Oil prices fluctuate violently in these few days due to the US-Iran tensions. The WTI oil price fluctuates between USD60–63 per barrel in the past 2 days. If you take a longer horizon to view the fluctuations, the volatility is even more frightening.
The recent peak was USD135.36 in June 2008 as shown in Figure 1. It surged up 151% from Jan 2007. But it plummeted dramatically to USD34.93 in Feb 2009, i.e. a 74% fall! Then it rose back to above USD100 and leveled off for almost 5 years and then it abruptly plummeted to the recent bottom at USD30.10 in Jan 2016.

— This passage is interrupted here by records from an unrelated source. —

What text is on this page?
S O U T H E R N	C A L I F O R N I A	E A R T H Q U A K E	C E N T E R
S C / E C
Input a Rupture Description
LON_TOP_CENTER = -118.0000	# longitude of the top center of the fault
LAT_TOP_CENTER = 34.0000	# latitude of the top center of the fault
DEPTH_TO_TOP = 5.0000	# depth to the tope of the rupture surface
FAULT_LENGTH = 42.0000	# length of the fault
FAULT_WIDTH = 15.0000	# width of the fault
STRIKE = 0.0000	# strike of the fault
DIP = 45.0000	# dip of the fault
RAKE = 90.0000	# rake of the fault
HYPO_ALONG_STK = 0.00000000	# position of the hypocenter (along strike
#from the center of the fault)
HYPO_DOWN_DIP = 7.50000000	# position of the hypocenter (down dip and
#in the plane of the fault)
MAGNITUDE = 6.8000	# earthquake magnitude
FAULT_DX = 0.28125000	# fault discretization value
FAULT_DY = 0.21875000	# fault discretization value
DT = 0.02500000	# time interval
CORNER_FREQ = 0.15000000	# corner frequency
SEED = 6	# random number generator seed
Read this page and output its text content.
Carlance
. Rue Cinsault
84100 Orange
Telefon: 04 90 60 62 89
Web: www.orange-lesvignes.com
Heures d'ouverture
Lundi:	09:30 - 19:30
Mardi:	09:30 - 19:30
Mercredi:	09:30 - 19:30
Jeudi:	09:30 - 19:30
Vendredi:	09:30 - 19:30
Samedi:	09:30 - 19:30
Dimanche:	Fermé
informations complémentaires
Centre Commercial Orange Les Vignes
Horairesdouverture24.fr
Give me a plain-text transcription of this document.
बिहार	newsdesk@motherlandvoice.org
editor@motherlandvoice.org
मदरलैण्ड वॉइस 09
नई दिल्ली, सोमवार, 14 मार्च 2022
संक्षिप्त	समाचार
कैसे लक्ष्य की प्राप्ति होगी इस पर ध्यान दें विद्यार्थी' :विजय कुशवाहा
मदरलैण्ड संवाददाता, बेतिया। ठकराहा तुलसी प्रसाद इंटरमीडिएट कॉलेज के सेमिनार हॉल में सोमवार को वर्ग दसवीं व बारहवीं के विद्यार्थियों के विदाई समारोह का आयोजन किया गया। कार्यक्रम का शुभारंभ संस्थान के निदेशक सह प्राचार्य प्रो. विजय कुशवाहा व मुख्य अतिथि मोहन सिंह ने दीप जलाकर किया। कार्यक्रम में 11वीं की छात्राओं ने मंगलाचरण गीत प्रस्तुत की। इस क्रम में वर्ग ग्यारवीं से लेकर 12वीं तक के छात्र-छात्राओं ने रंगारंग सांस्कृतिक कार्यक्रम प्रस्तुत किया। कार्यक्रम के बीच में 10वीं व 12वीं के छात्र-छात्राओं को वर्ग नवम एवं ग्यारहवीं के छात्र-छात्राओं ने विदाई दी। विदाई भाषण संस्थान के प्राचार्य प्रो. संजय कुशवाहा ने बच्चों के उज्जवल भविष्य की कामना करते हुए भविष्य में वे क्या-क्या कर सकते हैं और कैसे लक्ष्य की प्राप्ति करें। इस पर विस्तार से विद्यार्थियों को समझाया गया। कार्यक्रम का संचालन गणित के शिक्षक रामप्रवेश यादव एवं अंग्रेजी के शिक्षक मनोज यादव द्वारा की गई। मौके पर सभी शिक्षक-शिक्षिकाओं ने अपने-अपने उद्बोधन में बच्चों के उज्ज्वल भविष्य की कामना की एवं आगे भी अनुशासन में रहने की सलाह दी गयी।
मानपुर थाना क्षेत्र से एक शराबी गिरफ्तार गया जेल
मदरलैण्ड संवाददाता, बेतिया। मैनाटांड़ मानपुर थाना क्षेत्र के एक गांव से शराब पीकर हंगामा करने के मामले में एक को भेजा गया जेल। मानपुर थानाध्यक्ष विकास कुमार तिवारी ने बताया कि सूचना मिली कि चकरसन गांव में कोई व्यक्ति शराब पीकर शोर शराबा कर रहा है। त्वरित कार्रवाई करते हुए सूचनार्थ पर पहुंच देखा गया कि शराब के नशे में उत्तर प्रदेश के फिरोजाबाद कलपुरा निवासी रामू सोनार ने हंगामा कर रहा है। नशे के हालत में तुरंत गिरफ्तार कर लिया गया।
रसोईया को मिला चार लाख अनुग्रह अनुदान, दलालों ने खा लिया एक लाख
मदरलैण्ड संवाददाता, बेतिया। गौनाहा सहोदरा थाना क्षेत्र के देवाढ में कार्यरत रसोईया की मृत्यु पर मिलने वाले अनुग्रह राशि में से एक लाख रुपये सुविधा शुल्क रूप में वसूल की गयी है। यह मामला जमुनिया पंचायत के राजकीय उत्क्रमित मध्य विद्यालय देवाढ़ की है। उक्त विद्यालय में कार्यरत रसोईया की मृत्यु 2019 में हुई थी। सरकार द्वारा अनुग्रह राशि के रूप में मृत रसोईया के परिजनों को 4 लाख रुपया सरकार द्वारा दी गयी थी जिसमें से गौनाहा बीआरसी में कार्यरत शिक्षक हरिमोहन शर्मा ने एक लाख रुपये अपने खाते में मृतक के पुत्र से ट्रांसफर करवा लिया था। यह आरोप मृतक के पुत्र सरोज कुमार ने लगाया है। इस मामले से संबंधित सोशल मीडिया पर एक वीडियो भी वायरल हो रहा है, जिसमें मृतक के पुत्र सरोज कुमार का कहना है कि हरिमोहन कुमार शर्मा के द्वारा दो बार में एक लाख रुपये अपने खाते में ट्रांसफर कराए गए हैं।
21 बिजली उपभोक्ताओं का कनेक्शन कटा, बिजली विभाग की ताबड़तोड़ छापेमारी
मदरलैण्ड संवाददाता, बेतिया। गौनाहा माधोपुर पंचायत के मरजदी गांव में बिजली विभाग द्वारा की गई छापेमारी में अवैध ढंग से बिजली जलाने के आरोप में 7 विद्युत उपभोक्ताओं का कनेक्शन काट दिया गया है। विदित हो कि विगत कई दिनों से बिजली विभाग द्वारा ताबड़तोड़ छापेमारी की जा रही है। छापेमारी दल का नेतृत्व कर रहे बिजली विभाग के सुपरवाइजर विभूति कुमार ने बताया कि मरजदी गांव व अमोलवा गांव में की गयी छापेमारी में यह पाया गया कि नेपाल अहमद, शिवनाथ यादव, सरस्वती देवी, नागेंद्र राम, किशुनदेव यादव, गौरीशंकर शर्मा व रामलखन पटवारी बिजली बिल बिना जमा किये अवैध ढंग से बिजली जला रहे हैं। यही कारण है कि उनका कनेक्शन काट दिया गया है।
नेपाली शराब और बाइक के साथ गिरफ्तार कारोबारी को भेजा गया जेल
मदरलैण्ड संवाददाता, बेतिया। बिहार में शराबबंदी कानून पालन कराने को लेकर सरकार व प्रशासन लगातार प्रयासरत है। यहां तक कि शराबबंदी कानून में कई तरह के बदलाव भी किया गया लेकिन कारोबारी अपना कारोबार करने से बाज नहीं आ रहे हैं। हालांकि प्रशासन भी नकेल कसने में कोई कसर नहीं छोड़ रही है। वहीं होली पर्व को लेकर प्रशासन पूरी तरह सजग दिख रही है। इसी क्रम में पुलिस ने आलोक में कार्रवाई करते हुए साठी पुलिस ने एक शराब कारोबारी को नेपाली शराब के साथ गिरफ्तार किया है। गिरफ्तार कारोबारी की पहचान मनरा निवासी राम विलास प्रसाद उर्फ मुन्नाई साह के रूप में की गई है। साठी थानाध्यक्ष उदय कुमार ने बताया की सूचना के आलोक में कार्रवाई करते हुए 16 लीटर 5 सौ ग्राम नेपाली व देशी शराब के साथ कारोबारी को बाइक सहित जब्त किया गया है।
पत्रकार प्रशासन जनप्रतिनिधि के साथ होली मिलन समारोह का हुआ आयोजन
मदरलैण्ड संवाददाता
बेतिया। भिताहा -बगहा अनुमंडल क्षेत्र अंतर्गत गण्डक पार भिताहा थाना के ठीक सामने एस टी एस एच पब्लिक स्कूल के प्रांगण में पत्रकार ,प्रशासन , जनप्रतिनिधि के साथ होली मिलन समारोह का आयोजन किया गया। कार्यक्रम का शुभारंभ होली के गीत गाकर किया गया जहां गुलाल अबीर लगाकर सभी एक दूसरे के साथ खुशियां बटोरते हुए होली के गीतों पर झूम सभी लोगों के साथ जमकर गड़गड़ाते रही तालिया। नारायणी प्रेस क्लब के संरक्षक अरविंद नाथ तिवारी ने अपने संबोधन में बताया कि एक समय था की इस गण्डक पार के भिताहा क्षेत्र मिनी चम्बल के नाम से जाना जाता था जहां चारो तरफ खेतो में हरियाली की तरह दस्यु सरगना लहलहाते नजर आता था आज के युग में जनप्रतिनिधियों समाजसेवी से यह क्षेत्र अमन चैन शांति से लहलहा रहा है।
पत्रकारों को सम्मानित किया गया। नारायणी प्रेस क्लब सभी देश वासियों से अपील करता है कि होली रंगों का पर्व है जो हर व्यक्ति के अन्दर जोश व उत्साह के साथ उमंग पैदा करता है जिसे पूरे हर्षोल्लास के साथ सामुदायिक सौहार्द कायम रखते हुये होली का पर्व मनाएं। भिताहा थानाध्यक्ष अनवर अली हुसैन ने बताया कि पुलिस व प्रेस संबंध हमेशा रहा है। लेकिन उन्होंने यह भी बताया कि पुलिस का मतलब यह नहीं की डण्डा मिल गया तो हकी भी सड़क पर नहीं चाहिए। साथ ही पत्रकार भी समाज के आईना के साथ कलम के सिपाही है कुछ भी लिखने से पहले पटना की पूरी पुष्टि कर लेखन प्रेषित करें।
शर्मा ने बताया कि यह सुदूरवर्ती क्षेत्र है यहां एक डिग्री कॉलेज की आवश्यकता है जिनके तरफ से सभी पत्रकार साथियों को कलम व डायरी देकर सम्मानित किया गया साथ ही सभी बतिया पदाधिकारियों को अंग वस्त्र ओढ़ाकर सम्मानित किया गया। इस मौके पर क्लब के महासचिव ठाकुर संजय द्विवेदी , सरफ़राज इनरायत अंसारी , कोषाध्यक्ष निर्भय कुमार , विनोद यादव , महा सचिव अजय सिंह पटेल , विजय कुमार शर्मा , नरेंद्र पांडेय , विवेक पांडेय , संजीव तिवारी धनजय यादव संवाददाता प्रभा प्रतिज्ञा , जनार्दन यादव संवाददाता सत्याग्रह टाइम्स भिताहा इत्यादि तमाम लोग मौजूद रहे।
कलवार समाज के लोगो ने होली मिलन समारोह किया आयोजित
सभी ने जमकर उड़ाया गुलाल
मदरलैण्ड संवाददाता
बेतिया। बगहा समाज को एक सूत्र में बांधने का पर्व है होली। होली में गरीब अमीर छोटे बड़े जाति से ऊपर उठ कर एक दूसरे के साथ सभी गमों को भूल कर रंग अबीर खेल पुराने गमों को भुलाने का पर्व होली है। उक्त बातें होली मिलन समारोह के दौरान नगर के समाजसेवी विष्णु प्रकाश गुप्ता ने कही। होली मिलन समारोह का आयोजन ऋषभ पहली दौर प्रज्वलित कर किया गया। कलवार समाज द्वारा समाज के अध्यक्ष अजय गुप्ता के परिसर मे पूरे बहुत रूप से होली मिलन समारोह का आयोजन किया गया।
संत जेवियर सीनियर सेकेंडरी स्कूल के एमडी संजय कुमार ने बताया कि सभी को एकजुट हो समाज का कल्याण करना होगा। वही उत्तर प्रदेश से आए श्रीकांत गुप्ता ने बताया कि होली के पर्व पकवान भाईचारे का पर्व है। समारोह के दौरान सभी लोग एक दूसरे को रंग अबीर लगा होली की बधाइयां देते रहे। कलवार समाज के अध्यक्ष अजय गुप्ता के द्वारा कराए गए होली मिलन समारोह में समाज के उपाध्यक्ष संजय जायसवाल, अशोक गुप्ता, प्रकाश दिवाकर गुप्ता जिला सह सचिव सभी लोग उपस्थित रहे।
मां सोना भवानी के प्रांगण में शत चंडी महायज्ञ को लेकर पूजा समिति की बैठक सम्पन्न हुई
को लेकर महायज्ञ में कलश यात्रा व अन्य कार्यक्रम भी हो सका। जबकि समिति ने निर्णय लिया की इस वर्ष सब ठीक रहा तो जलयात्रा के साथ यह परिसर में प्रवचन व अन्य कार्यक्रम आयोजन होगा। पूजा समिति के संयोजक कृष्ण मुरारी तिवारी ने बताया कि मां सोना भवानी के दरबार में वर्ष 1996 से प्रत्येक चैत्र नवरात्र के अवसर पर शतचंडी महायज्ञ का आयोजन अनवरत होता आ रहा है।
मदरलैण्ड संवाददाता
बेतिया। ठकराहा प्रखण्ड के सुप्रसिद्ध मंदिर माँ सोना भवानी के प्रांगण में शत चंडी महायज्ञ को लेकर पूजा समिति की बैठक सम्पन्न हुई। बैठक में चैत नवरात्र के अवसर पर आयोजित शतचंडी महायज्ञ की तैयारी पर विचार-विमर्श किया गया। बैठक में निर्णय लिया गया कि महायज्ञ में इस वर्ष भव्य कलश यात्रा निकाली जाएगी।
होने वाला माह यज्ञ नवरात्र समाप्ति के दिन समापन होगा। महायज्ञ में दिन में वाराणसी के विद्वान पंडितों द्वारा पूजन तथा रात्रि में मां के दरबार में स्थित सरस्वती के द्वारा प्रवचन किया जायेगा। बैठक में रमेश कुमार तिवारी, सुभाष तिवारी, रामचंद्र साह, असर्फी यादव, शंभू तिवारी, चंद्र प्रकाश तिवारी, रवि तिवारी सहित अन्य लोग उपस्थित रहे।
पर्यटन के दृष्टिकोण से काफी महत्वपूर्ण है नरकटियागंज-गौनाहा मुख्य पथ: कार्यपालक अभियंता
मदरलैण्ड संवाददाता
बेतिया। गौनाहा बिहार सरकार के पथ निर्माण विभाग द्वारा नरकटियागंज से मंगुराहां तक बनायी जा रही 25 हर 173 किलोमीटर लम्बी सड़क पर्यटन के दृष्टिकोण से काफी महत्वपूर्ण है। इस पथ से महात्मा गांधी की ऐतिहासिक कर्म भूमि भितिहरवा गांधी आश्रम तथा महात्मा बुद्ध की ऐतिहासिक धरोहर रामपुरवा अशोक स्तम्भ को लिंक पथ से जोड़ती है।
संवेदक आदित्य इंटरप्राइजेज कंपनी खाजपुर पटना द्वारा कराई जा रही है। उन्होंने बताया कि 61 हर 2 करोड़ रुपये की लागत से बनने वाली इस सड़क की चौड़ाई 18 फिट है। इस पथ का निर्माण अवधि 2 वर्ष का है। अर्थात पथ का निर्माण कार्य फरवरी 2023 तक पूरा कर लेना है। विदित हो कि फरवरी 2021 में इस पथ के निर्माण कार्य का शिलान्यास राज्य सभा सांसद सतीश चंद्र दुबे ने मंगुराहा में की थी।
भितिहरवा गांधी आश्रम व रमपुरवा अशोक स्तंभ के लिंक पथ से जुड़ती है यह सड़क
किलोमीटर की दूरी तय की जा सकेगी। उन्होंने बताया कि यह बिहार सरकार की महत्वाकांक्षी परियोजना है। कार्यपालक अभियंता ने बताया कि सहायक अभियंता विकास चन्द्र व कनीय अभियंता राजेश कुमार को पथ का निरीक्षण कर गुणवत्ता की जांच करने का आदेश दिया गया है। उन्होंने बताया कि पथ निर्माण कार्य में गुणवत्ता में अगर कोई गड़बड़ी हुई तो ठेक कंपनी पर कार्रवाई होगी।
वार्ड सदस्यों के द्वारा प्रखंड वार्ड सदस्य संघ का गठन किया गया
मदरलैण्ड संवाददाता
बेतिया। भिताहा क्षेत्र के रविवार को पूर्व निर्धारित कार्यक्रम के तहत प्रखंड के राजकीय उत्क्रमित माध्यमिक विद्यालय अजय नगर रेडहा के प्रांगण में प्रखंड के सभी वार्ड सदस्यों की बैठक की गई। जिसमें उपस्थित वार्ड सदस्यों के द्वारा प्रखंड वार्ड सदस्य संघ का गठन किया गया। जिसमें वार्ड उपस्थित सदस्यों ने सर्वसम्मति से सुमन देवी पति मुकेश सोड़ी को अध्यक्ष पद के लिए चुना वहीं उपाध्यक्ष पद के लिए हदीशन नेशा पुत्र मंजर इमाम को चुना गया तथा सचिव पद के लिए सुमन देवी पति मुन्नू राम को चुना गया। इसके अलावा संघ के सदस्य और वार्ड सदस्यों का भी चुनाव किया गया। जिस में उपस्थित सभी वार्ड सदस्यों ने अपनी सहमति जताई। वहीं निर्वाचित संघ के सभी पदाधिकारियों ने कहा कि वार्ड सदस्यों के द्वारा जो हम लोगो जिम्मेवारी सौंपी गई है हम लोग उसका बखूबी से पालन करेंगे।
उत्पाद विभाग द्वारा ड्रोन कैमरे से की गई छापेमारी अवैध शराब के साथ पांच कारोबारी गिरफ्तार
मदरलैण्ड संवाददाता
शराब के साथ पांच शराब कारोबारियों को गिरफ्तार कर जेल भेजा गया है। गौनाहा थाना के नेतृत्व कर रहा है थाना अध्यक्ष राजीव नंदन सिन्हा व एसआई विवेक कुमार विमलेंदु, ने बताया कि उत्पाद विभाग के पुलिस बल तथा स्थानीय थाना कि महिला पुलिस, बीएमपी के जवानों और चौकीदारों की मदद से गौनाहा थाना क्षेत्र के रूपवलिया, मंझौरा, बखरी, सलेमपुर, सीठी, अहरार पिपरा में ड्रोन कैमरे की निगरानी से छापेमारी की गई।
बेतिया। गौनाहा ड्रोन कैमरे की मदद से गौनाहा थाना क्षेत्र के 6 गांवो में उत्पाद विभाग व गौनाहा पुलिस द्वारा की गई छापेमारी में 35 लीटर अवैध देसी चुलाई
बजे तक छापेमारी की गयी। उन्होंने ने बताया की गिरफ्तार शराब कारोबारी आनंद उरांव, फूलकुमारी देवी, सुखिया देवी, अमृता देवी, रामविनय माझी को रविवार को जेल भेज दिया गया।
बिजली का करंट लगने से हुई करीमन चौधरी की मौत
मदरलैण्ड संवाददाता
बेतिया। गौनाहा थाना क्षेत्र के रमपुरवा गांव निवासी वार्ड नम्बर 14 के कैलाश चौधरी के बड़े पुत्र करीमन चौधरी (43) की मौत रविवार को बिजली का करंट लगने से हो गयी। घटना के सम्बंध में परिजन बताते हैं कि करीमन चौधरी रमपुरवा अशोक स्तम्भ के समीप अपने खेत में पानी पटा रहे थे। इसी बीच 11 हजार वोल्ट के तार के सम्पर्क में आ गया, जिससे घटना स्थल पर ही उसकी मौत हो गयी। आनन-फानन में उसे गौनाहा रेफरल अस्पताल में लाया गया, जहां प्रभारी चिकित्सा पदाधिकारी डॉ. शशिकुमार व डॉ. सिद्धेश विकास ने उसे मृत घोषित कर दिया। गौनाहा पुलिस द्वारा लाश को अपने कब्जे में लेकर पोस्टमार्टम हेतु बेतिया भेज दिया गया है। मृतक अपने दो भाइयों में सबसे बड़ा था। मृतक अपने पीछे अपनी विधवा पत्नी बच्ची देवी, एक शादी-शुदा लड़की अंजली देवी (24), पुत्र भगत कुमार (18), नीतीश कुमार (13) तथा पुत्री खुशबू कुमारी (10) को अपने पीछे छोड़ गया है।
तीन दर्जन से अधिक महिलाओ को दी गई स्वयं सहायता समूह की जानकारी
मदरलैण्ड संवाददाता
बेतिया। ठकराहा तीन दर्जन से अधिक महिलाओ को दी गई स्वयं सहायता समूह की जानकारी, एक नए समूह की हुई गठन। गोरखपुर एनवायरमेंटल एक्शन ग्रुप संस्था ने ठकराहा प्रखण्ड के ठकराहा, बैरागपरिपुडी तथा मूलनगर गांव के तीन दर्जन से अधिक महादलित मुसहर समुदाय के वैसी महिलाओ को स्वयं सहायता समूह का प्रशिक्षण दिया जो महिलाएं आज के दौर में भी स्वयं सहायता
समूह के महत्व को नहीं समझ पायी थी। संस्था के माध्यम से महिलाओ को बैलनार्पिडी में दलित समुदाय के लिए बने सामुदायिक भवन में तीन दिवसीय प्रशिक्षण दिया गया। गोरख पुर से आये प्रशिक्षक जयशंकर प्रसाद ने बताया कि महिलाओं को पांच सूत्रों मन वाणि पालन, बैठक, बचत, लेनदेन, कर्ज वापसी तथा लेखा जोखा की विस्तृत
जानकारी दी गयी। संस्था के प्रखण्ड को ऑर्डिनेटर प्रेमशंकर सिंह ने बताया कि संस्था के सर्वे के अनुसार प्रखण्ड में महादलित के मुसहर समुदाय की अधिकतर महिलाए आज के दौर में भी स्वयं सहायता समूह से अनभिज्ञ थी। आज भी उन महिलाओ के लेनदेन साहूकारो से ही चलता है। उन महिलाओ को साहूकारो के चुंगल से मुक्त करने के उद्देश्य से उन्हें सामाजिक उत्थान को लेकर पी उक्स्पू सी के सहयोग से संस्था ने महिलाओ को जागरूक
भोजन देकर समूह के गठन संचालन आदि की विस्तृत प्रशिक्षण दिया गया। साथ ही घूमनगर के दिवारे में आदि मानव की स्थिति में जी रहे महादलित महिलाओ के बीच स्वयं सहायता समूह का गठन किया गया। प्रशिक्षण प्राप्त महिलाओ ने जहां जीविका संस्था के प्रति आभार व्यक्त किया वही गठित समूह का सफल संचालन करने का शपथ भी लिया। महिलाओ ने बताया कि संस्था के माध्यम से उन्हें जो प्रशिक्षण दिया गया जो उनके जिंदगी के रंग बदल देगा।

Oil price affects almost every aspect of our lives, as it is still the dominant energy source. The transport industry receives the most direct impacts. Airlines and Bus Companies had asked for fare increases, and especially in cities like Hong Kong where almost all products are imported. Once oil prices go up, all prices will go up. That is the story told by Jeff Rubin (2009) that “why your world is about to get a whole lot smaller”, because when transportation cost is too expensive, people would normally switch to local products or products produced from shorter distances.
However, with hindsight, Rubin’s (2009) prediction is proved to be fatally wrong. He could not foresee the abrupt plummet of the oil price since 2014. It allows a bigger world for trading again.
With such a roller coaster oil price pattern, even if you have hedged the price upsurge, you may make a big loss. There was an airline in Hong Kong that had hedged heavily against oil price increase so as to prevent making a loss in the airline operation, unfortunately, it caused the company a heavy loss in the wake of the sharp fall of oil prices in 2016.
How does oil price change affect our living costs? Since oil consumption is almost inevitable in every aspect of life, from transportation to food production, its price change would impose a severe impact on our living cost. What we can do is to cut our consumption quantities, especially products from countries far away from us.
In other words, it is plausible to expect that when oil price increases, international trade quantity would decrease. Figure 2 shows the Baltic Dry Index which reflects partly the international trade situations. Its pattern in the past decade seems to match with this hypothesis. When the oil price in the early 2000s was high, the Baltic Dry Index fell until 2016, then went up. Coincidentally, the recent lowest oil price point was in 2016, which allows international trade to grow again. But it also seems to have a lagging pattern in the index.
However, Deb et al. (2019) provide some interesting evidence of the relationship between petroleum price and its volume imported to Mainland China. It indicates that the imported volume is not quite elastic to the price, probably reflecting that it is difficult to adjust its consumption.
Figure 3 shows that the fluctuation of petroleum price from 2014M12 to 2018M12 ranged from -0.5% to +0.5%, the imported volume of petroleum seems to have a slightly negative relationship with the price change. The inelasticity of petroleum consumption may be inferred by the fact that “The price increase accounted for close to 80 percent of the increase in petroleum imports” (Deb et al., 2019). Then, we probably have to cut other consumptions so as to retain more or less the same consumption of petroleum. It will anyway affect global trade.
Deb, Pragyan, Gjonbalaj, A. and Hannan, Ahmed (2019) The Drivers, Implications and Outlook for China’s Shrinking Current Account Surplus, IMF Nov.
Rubin, J. (2009) Why Your World is About to Get a Whole Lot Smaller, London: Virgin Books.